La plupart des plus anciens villages des Cantons-de-l'Est doivent leur naissance à la présence d'un moulin. Rappelons-nous, entre autres Sherbrooke (Hyatt's Mills), Cowansville (Ruiter's Mills) et Rock Island (Kilborn's Mills). D'autres hameaux tels que Denison's Mills, Way's Mills et Kinnear's Mills tirent même leur nom de propriétaires de moulins. Des moulins à grains, à scie et à laine furent construits le long de rivières et ruisseaux, partout où le courant de l'eau était suffisant pour entraîner une roue hydraulique. Ces moulins étaient essentiels à la survie et le meunier, un homme important dans tout village.
Moulins à grains
Certains des plus anciens moulins (comme celui à gauche à Stanbridge East) survivant dans les Cantons sont des moulins grains où les céréales étaient moulues. Avant l'introduction des moulins, les pionniers moulaient leurs céréales à la main. Ça prenait du temps, manquait d'efficacité et ne produisait qu'un gruau ou un pain remplis de grumeaux.

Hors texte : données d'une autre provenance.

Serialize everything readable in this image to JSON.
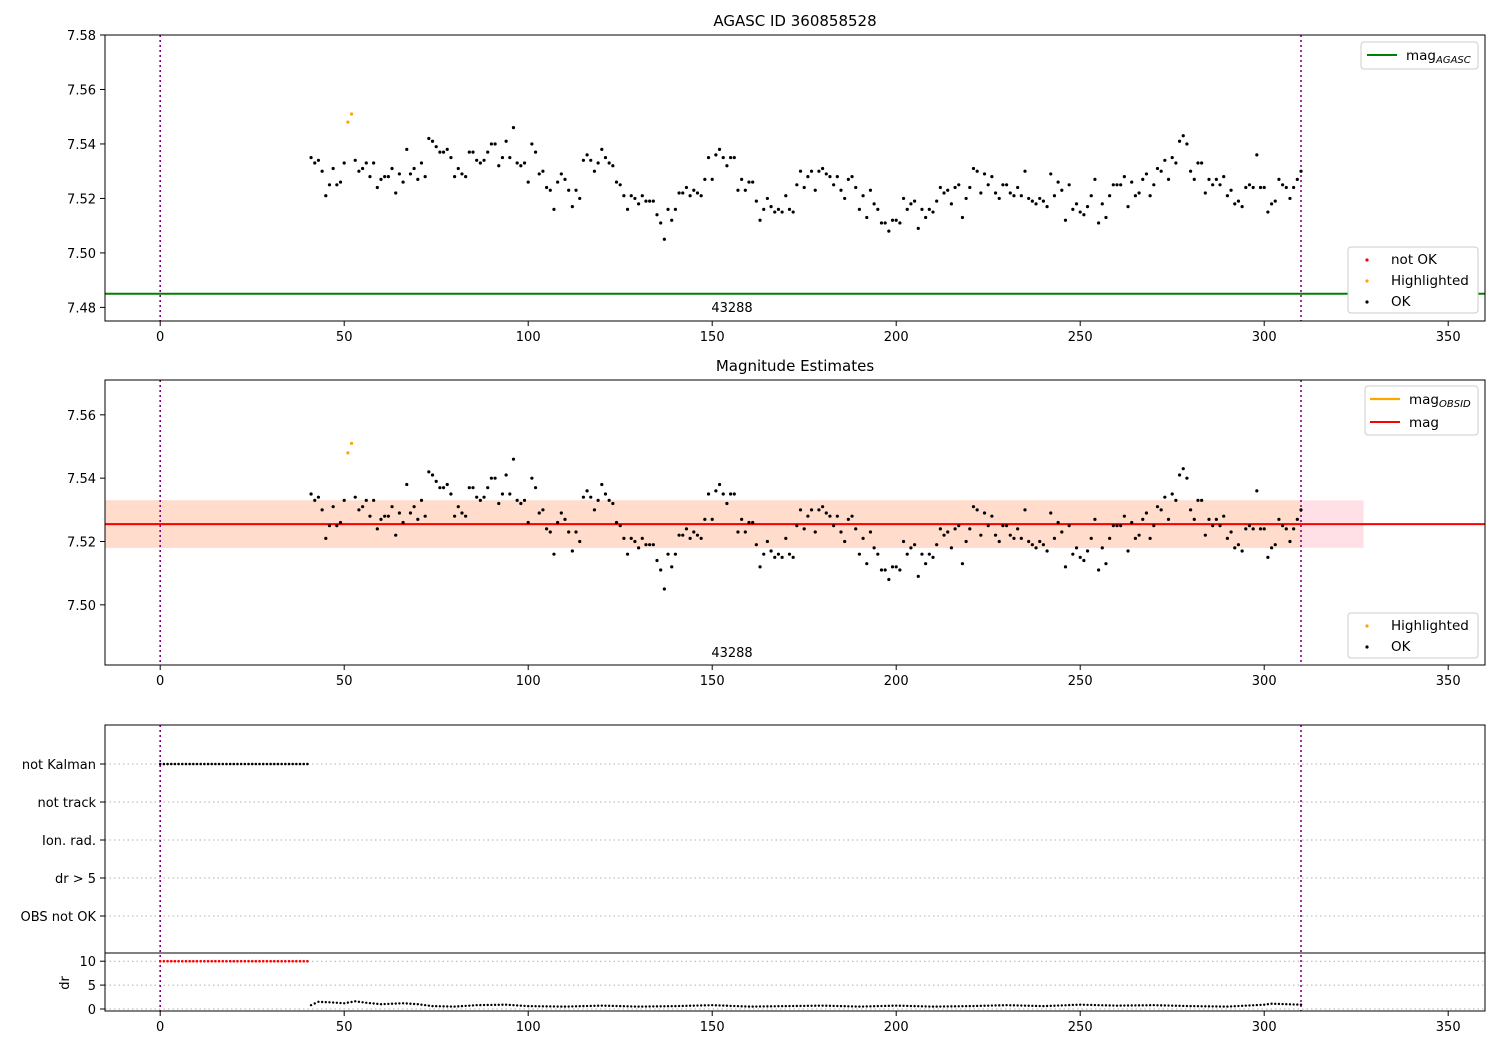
{
  "colors": {
    "ok": "#000000",
    "highlighted": "#ffa500",
    "not_ok": "#ff0000",
    "agasc_line": "#008000",
    "mag_line": "#ff0000",
    "obsid_line": "#ffa500",
    "obsid_band": "#ffdcc8",
    "mag_band": "#ffe0e6",
    "marker_line": "#800080",
    "grid": "#b0b0b0"
  },
  "chart_data": [
    {
      "type": "scatter",
      "title": "AGASC ID 360858528",
      "xlim": [
        -15,
        360
      ],
      "ylim": [
        7.475,
        7.58
      ],
      "xticks": [
        "0",
        "50",
        "100",
        "150",
        "200",
        "250",
        "300",
        "350"
      ],
      "yticks": [
        "7.48",
        "7.50",
        "7.52",
        "7.54",
        "7.56",
        "7.58"
      ],
      "vlines": [
        0,
        310
      ],
      "hline": {
        "y": 7.485,
        "name": "mag",
        "sub": "AGASC"
      },
      "obsid_label": "43288",
      "legend_lines_position": "top-right",
      "legend_points_position": "lower-right",
      "legend_points": [
        "not OK",
        "Highlighted",
        "OK"
      ],
      "highlighted": [
        [
          51,
          7.548
        ],
        [
          52,
          7.551
        ]
      ],
      "ok_series": [
        [
          41,
          7.535
        ],
        [
          42,
          7.533
        ],
        [
          43,
          7.534
        ],
        [
          44,
          7.53
        ],
        [
          45,
          7.521
        ],
        [
          46,
          7.525
        ],
        [
          47,
          7.531
        ],
        [
          48,
          7.525
        ],
        [
          49,
          7.526
        ],
        [
          50,
          7.533
        ],
        [
          53,
          7.534
        ],
        [
          54,
          7.53
        ],
        [
          55,
          7.531
        ],
        [
          56,
          7.533
        ],
        [
          57,
          7.528
        ],
        [
          58,
          7.533
        ],
        [
          59,
          7.524
        ],
        [
          60,
          7.527
        ],
        [
          61,
          7.528
        ],
        [
          62,
          7.528
        ],
        [
          63,
          7.531
        ],
        [
          64,
          7.522
        ],
        [
          65,
          7.529
        ],
        [
          66,
          7.526
        ],
        [
          67,
          7.538
        ],
        [
          68,
          7.529
        ],
        [
          69,
          7.531
        ],
        [
          70,
          7.527
        ],
        [
          71,
          7.533
        ],
        [
          72,
          7.528
        ],
        [
          73,
          7.542
        ],
        [
          74,
          7.541
        ],
        [
          75,
          7.539
        ],
        [
          76,
          7.537
        ],
        [
          77,
          7.537
        ],
        [
          78,
          7.538
        ],
        [
          79,
          7.535
        ],
        [
          80,
          7.528
        ],
        [
          81,
          7.531
        ],
        [
          82,
          7.529
        ],
        [
          83,
          7.528
        ],
        [
          84,
          7.537
        ],
        [
          85,
          7.537
        ],
        [
          86,
          7.534
        ],
        [
          87,
          7.533
        ],
        [
          88,
          7.534
        ],
        [
          89,
          7.537
        ],
        [
          90,
          7.54
        ],
        [
          91,
          7.54
        ],
        [
          92,
          7.532
        ],
        [
          93,
          7.535
        ],
        [
          94,
          7.541
        ],
        [
          95,
          7.535
        ],
        [
          96,
          7.546
        ],
        [
          97,
          7.533
        ],
        [
          98,
          7.532
        ],
        [
          99,
          7.533
        ],
        [
          100,
          7.526
        ],
        [
          101,
          7.54
        ],
        [
          102,
          7.537
        ],
        [
          103,
          7.529
        ],
        [
          104,
          7.53
        ],
        [
          105,
          7.524
        ],
        [
          106,
          7.523
        ],
        [
          107,
          7.516
        ],
        [
          108,
          7.526
        ],
        [
          109,
          7.529
        ],
        [
          110,
          7.527
        ],
        [
          111,
          7.523
        ],
        [
          112,
          7.517
        ],
        [
          113,
          7.523
        ],
        [
          114,
          7.52
        ],
        [
          115,
          7.534
        ],
        [
          116,
          7.536
        ],
        [
          117,
          7.534
        ],
        [
          118,
          7.53
        ],
        [
          119,
          7.533
        ],
        [
          120,
          7.538
        ],
        [
          121,
          7.535
        ],
        [
          122,
          7.533
        ],
        [
          123,
          7.532
        ],
        [
          124,
          7.526
        ],
        [
          125,
          7.525
        ],
        [
          126,
          7.521
        ],
        [
          127,
          7.516
        ],
        [
          128,
          7.521
        ],
        [
          129,
          7.52
        ],
        [
          130,
          7.518
        ],
        [
          131,
          7.521
        ],
        [
          132,
          7.519
        ],
        [
          133,
          7.519
        ],
        [
          134,
          7.519
        ],
        [
          135,
          7.514
        ],
        [
          136,
          7.511
        ],
        [
          137,
          7.505
        ],
        [
          138,
          7.516
        ],
        [
          139,
          7.512
        ],
        [
          140,
          7.516
        ],
        [
          141,
          7.522
        ],
        [
          142,
          7.522
        ],
        [
          143,
          7.524
        ],
        [
          144,
          7.521
        ],
        [
          145,
          7.523
        ],
        [
          146,
          7.522
        ],
        [
          147,
          7.521
        ],
        [
          148,
          7.527
        ],
        [
          149,
          7.535
        ],
        [
          150,
          7.527
        ],
        [
          151,
          7.536
        ],
        [
          152,
          7.538
        ],
        [
          153,
          7.535
        ],
        [
          154,
          7.532
        ],
        [
          155,
          7.535
        ],
        [
          156,
          7.535
        ],
        [
          157,
          7.523
        ],
        [
          158,
          7.527
        ],
        [
          159,
          7.523
        ],
        [
          160,
          7.526
        ],
        [
          161,
          7.526
        ],
        [
          162,
          7.519
        ],
        [
          163,
          7.512
        ],
        [
          164,
          7.516
        ],
        [
          165,
          7.52
        ],
        [
          166,
          7.517
        ],
        [
          167,
          7.515
        ],
        [
          168,
          7.516
        ],
        [
          169,
          7.515
        ],
        [
          170,
          7.521
        ],
        [
          171,
          7.516
        ],
        [
          172,
          7.515
        ],
        [
          173,
          7.525
        ],
        [
          174,
          7.53
        ],
        [
          175,
          7.524
        ],
        [
          176,
          7.528
        ],
        [
          177,
          7.53
        ],
        [
          178,
          7.523
        ],
        [
          179,
          7.53
        ],
        [
          180,
          7.531
        ],
        [
          181,
          7.529
        ],
        [
          182,
          7.528
        ],
        [
          183,
          7.525
        ],
        [
          184,
          7.528
        ],
        [
          185,
          7.523
        ],
        [
          186,
          7.52
        ],
        [
          187,
          7.527
        ],
        [
          188,
          7.528
        ],
        [
          189,
          7.524
        ],
        [
          190,
          7.516
        ],
        [
          191,
          7.521
        ],
        [
          192,
          7.513
        ],
        [
          193,
          7.523
        ],
        [
          194,
          7.518
        ],
        [
          195,
          7.516
        ],
        [
          196,
          7.511
        ],
        [
          197,
          7.511
        ],
        [
          198,
          7.508
        ],
        [
          199,
          7.512
        ],
        [
          200,
          7.512
        ],
        [
          201,
          7.511
        ],
        [
          202,
          7.52
        ],
        [
          203,
          7.516
        ],
        [
          204,
          7.518
        ],
        [
          205,
          7.519
        ],
        [
          206,
          7.509
        ],
        [
          207,
          7.516
        ],
        [
          208,
          7.513
        ],
        [
          209,
          7.516
        ],
        [
          210,
          7.515
        ],
        [
          211,
          7.519
        ],
        [
          212,
          7.524
        ],
        [
          213,
          7.522
        ],
        [
          214,
          7.523
        ],
        [
          215,
          7.518
        ],
        [
          216,
          7.524
        ],
        [
          217,
          7.525
        ],
        [
          218,
          7.513
        ],
        [
          219,
          7.52
        ],
        [
          220,
          7.524
        ],
        [
          221,
          7.531
        ],
        [
          222,
          7.53
        ],
        [
          223,
          7.522
        ],
        [
          224,
          7.529
        ],
        [
          225,
          7.525
        ],
        [
          226,
          7.528
        ],
        [
          227,
          7.522
        ],
        [
          228,
          7.52
        ],
        [
          229,
          7.525
        ],
        [
          230,
          7.525
        ],
        [
          231,
          7.522
        ],
        [
          232,
          7.521
        ],
        [
          233,
          7.524
        ],
        [
          234,
          7.521
        ],
        [
          235,
          7.53
        ],
        [
          236,
          7.52
        ],
        [
          237,
          7.519
        ],
        [
          238,
          7.518
        ],
        [
          239,
          7.52
        ],
        [
          240,
          7.519
        ],
        [
          241,
          7.517
        ],
        [
          242,
          7.529
        ],
        [
          243,
          7.521
        ],
        [
          244,
          7.526
        ],
        [
          245,
          7.523
        ],
        [
          246,
          7.512
        ],
        [
          247,
          7.525
        ],
        [
          248,
          7.516
        ],
        [
          249,
          7.518
        ],
        [
          250,
          7.515
        ],
        [
          251,
          7.514
        ],
        [
          252,
          7.517
        ],
        [
          253,
          7.521
        ],
        [
          254,
          7.527
        ],
        [
          255,
          7.511
        ],
        [
          256,
          7.518
        ],
        [
          257,
          7.513
        ],
        [
          258,
          7.521
        ],
        [
          259,
          7.525
        ],
        [
          260,
          7.525
        ],
        [
          261,
          7.525
        ],
        [
          262,
          7.528
        ],
        [
          263,
          7.517
        ],
        [
          264,
          7.526
        ],
        [
          265,
          7.521
        ],
        [
          266,
          7.522
        ],
        [
          267,
          7.527
        ],
        [
          268,
          7.529
        ],
        [
          269,
          7.521
        ],
        [
          270,
          7.525
        ],
        [
          271,
          7.531
        ],
        [
          272,
          7.53
        ],
        [
          273,
          7.534
        ],
        [
          274,
          7.527
        ],
        [
          275,
          7.535
        ],
        [
          276,
          7.533
        ],
        [
          277,
          7.541
        ],
        [
          278,
          7.543
        ],
        [
          279,
          7.54
        ],
        [
          280,
          7.53
        ],
        [
          281,
          7.527
        ],
        [
          282,
          7.533
        ],
        [
          283,
          7.533
        ],
        [
          284,
          7.522
        ],
        [
          285,
          7.527
        ],
        [
          286,
          7.525
        ],
        [
          287,
          7.527
        ],
        [
          288,
          7.525
        ],
        [
          289,
          7.528
        ],
        [
          290,
          7.521
        ],
        [
          291,
          7.523
        ],
        [
          292,
          7.518
        ],
        [
          293,
          7.519
        ],
        [
          294,
          7.517
        ],
        [
          295,
          7.524
        ],
        [
          296,
          7.525
        ],
        [
          297,
          7.524
        ],
        [
          298,
          7.536
        ],
        [
          299,
          7.524
        ],
        [
          300,
          7.524
        ],
        [
          301,
          7.515
        ],
        [
          302,
          7.518
        ],
        [
          303,
          7.519
        ],
        [
          304,
          7.527
        ],
        [
          305,
          7.525
        ],
        [
          306,
          7.524
        ],
        [
          307,
          7.52
        ],
        [
          308,
          7.524
        ],
        [
          309,
          7.527
        ],
        [
          310,
          7.53
        ]
      ]
    },
    {
      "type": "scatter",
      "title": "Magnitude Estimates",
      "xlim": [
        -15,
        360
      ],
      "ylim": [
        7.481,
        7.571
      ],
      "xticks": [
        "0",
        "50",
        "100",
        "150",
        "200",
        "250",
        "300",
        "350"
      ],
      "yticks": [
        "7.50",
        "7.52",
        "7.54",
        "7.56"
      ],
      "vlines": [
        0,
        310
      ],
      "mag_line": {
        "y": 7.5255,
        "name": "mag"
      },
      "obsid_line": {
        "x": [
          -15,
          310
        ],
        "y": 7.5255,
        "name": "mag",
        "sub": "OBSID"
      },
      "obsid_band": {
        "x": [
          -15,
          310
        ],
        "y": [
          7.518,
          7.533
        ]
      },
      "mag_band": {
        "x": [
          -15,
          327
        ],
        "y": [
          7.518,
          7.533
        ]
      },
      "obsid_label": "43288",
      "legend_lines_position": "top-right",
      "legend_points_position": "lower-right",
      "legend_points": [
        "Highlighted",
        "OK"
      ]
    },
    {
      "type": "scatter",
      "xlim": [
        -15,
        360
      ],
      "xticks": [
        "0",
        "50",
        "100",
        "150",
        "200",
        "250",
        "300",
        "350"
      ],
      "vlines": [
        0,
        310
      ],
      "flag_rows": [
        "not Kalman",
        "not track",
        "Ion. rad.",
        "dr > 5",
        "OBS not OK"
      ],
      "not_kalman_x": [
        0,
        40
      ],
      "ylabel": "dr",
      "dr_yticks": [
        "0",
        "5",
        "10"
      ],
      "dr_high": {
        "x": [
          0,
          40
        ],
        "y": 10
      },
      "dr_low": [
        [
          41,
          0.8
        ],
        [
          43,
          1.5
        ],
        [
          46,
          1.4
        ],
        [
          50,
          1.2
        ],
        [
          53,
          1.6
        ],
        [
          56,
          1.3
        ],
        [
          60,
          1.0
        ],
        [
          66,
          1.2
        ],
        [
          70,
          1.0
        ],
        [
          74,
          0.6
        ],
        [
          80,
          0.5
        ],
        [
          86,
          0.8
        ],
        [
          94,
          0.9
        ],
        [
          100,
          0.6
        ],
        [
          110,
          0.5
        ],
        [
          120,
          0.7
        ],
        [
          130,
          0.5
        ],
        [
          140,
          0.6
        ],
        [
          150,
          0.8
        ],
        [
          160,
          0.5
        ],
        [
          170,
          0.6
        ],
        [
          180,
          0.7
        ],
        [
          190,
          0.5
        ],
        [
          200,
          0.7
        ],
        [
          210,
          0.5
        ],
        [
          220,
          0.6
        ],
        [
          230,
          0.8
        ],
        [
          240,
          0.6
        ],
        [
          250,
          0.9
        ],
        [
          260,
          0.7
        ],
        [
          270,
          0.8
        ],
        [
          280,
          0.6
        ],
        [
          290,
          0.5
        ],
        [
          300,
          0.9
        ],
        [
          302,
          1.1
        ],
        [
          306,
          1.0
        ],
        [
          310,
          0.9
        ]
      ]
    }
  ]
}
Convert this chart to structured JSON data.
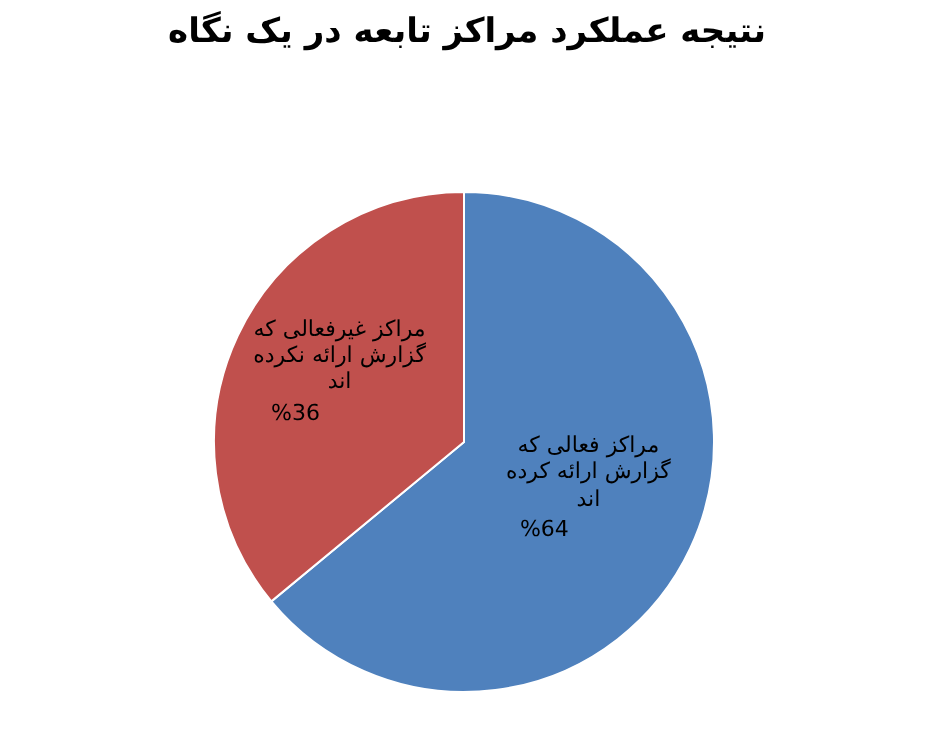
{
  "chart_data": {
    "type": "pie",
    "title": "نتیجه عملکرد مراکز تابعه در یک نگاه",
    "categories": [
      "مراکز فعالی که گزارش ارائه کرده اند",
      "مراکز غیرفعالی که گزارش ارائه نکرده اند"
    ],
    "values": [
      64,
      36
    ],
    "value_labels": [
      "%64",
      "%36"
    ],
    "colors": [
      "#4f81bd",
      "#c0504d"
    ]
  }
}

L'arrivée du moulin à grains représente tout un progrès. La plupart de ces édifices furent bâtis le long de ruisseaux d'où l'on pouvait construire des barrages afin de régulariser le débit hydraulique ou près d'une chute où le courant de l'eau pouvait actionner une roue à aubes reliée à une paire de meules par un système d'engrenages et d'axes. Les céréales étaient placées entre les deux meules, broyées et moulues en farine. La roue hydraulique constituait une source d'énergie simple et économique. L'un des premiers moulins à grains dans les Cantons fut construit par Nicholas Austin en 1793 à l'embouchure du lac Memphrémagog.
Moulins à scie
Un moulin à scie s'avérait souvent le deuxième moulin construit dans un hameau. Avant son introduction, les pionniers construisaient leur habitation en billots et en planches équarries à la hache. Mais après l'introduction des moulins à scie, les madriers et planches sciées au moulin se trouvèrent en grande demande. Vers 1830, on comptait plus de trente de ces moulins dans le seul comté de Sherbrooke.
Moulins à carder
Les moutons constituaient un élément essentiel à la vie des pionniers. Leurs toisons servaient à produire la laine. Tondues à chaque printemps, les toisons de laine étaient lavées pour les débarrasser de leur gras naturel et des souillures, puis peignées et enfin cardées afin de démêler les fibres. Procéder manuellement prenait beaucoup de temps.
Comme les troupeaux de moutons se multiplièrent sur les fermes et puisqu'une vague d'immigration d'Écossais dans la région au milieu du 19e siècle marqua l'augmentation du nombre de fermes d'élevage d'ovins, on construisit des moulins à laine ou à carder, afin de répondre à la demande croissante. Avec l'arrivée de ces moulins, les pionniers pouvaient alors apporter leurs toisons pour les faire transformer, carder et rouler en ballots, puis ramener ces derniers à la maison pour les filer au rouet ou les tisser sur les métiers. Les moulins à carder forment les précurseurs des grandes manufactures de textile industrielles que l'on rencontre encore dans plusieurs villes et cités, à l'exemple de la Paton Manufacturing Company à Sherbrooke, qui, à son époque, représentait la plus grande usine textile au Canada.
Aujourd'hui, un très petit nombre de moulins de l'époque des pionniers subsistent dans les Cantons. Des centaines ont disparu du paysage au cours du siècle dernier. En certains endroits, on trouve encore leurs traces (comme celui à gauche à Massawippi). Ceux qui ont réussi à survivre constituent un volet de notre patrimoine bâti très important.